In order for the VA to recognize a veteran’s PTSD in order to award service connection, the diagnosis must be provided by a qualified medical professional. Even though many veterans are treated by VA or private therapists who are not doctors or psychologists (i.e. licensed mental health social workers, licensed counselors, etc.), the VA will not accept their opinions initially diagnosing PTSD. According to the VA Clinician’s Guide (available to download on the VA website), professionals qualified to perform PTSD Compensation and Pension examinations (C&P exams) must have doctoral-level training in psychopathology, diagnostic methods, and clinical interview methods. They must have a working knowledgePTSD Quick Facts of the DSM-V and extensive clinical experience in diagnosing and treating veterans with PTSD. Persons with the requisite professional qualifications include board-certified psychiatrists and licensed psychologists, as well as psychiatric residents and psychology interns under the close supervision of an attending psychiatrist or psychologist.
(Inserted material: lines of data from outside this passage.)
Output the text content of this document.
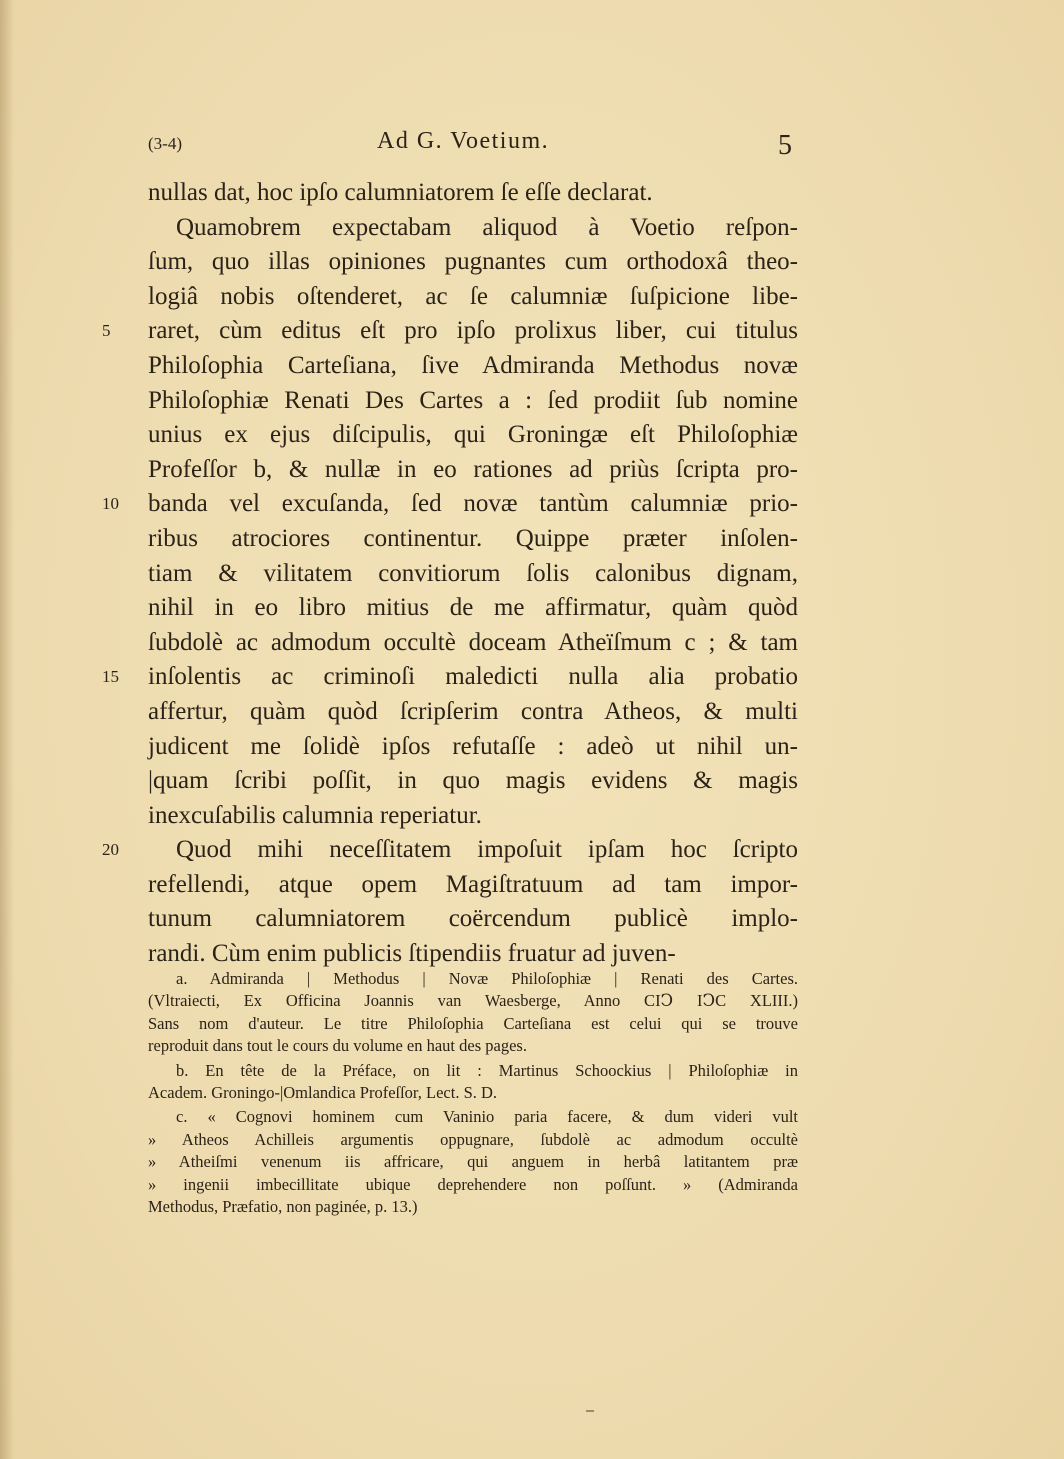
(3-4)	Ad G. Voetium.	5
nullas dat, hoc ipſo calumniatorem ſe eſſe declarat.
Quamobrem expectabam aliquod à Voetio reſpon-
ſum, quo illas opiniones pugnantes cum orthodoxâ theo-
logiâ nobis oſtenderet, ac ſe calumniæ ſuſpicione libe-
raret, cùm editus eſt pro ipſo prolixus liber, cui titulus
5
Philoſophia Carteſiana, ſive Admiranda Methodus novæ
Philoſophiæ Renati Des Cartes a : ſed prodiit ſub nomine
unius ex ejus diſcipulis, qui Groningæ eſt Philoſophiæ
Profeſſor b, & nullæ in eo rationes ad priùs ſcripta pro-
banda vel excuſanda, ſed novæ tantùm calumniæ prio-
10
ribus atrociores continentur. Quippe præter inſolen-
tiam & vilitatem convitiorum ſolis calonibus dignam,
nihil in eo libro mitius de me affirmatur, quàm quòd
ſubdolè ac admodum occultè doceam Atheïſmum c ; & tam
inſolentis ac criminoſi maledicti nulla alia probatio
15
affertur, quàm quòd ſcripſerim contra Atheos, & multi
judicent me ſolidè ipſos refutaſſe : adeò ut nihil un-
|quam ſcribi poſſit, in quo magis evidens & magis
inexcuſabilis calumnia reperiatur.
Quod mihi neceſſitatem impoſuit ipſam hoc ſcripto
20
refellendi, atque opem Magiſtratuum ad tam impor-
tunum calumniatorem coërcendum publicè implo-
randi. Cùm enim publicis ſtipendiis fruatur ad juven-
a. Admiranda | Methodus | Novæ Philoſophiæ | Renati des Cartes.
(Vltraiecti, Ex Officina Joannis van Waesberge, Anno CIↃ IↃC XLIII.)
Sans nom d'auteur. Le titre Philoſophia Carteſiana est celui qui se trouve
reproduit dans tout le cours du volume en haut des pages.
b. En tête de la Préface, on lit : Martinus Schoockius | Philoſophiæ in
Academ. Groningo-|Omlandica Profeſſor, Lect. S. D.
c. « Cognovi hominem cum Vaninio paria facere, & dum videri vult
» Atheos Achilleis argumentis oppugnare, ſubdolè ac admodum occultè
» Atheiſmi venenum iis affricare, qui anguem in herbâ latitantem præ
» ingenii imbecillitate ubique deprehendere non poſſunt. » (Admiranda
Methodus, Præfatio, non paginée, p. 13.)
See Part Three for more specific information about C&P exams.

In addition, the diagnosis must conform to the diagnostic criteria in the DSM-V. The most common reason the VA denies a claim for PTSD is because it believes that a veteran does not meet all of the diagnostic criteria in the DSM-V for PTSD. A veteran may be suffering from extreme PTSD, but if his or her symptoms do not fall neatly within the diagnostic criteria for PTSD, then for VA purposes, the veteran does not have PTSD, and service connection will be denied. The diagnostic criteria in the DSM-V for PTSD are listed below (and may also be found on the VA website). After the stressor criterion, there are four symptom clusters: intrusion, avoidance, negative alterations in cognitions and mood, and alterations in arousal and reactivity. The sixth criterion concerns duration of symptoms, the seventh assesses functioning, and the eighth criterion clarifies that symptoms are not attributable to a substance or co-occurring medical condition. Note that some criterions require only one symptom, while others require multiple symptoms.

Criterion A: stressor

The person was exposed to: death, threatened death, actual or threatened serious injury, or actual or threatened sexual violence, as follows: (one required)

  1. Direct exposure.
  2. Witnessing, in person.
  3. Indirectly, by learning that a close relative or close friend was exposed to trauma. If the event involved actual or threatened death, it must have been violent or accidental.
  4. Repeated or extreme indirect exposure to aversive details of the event(s), usually in the course of professional duties (e.g., first responders, collecting body parts; professionals repeatedly exposed to details of child abuse). This does not include indirect non-professional exposure through electronic media, television, movies, or pictures.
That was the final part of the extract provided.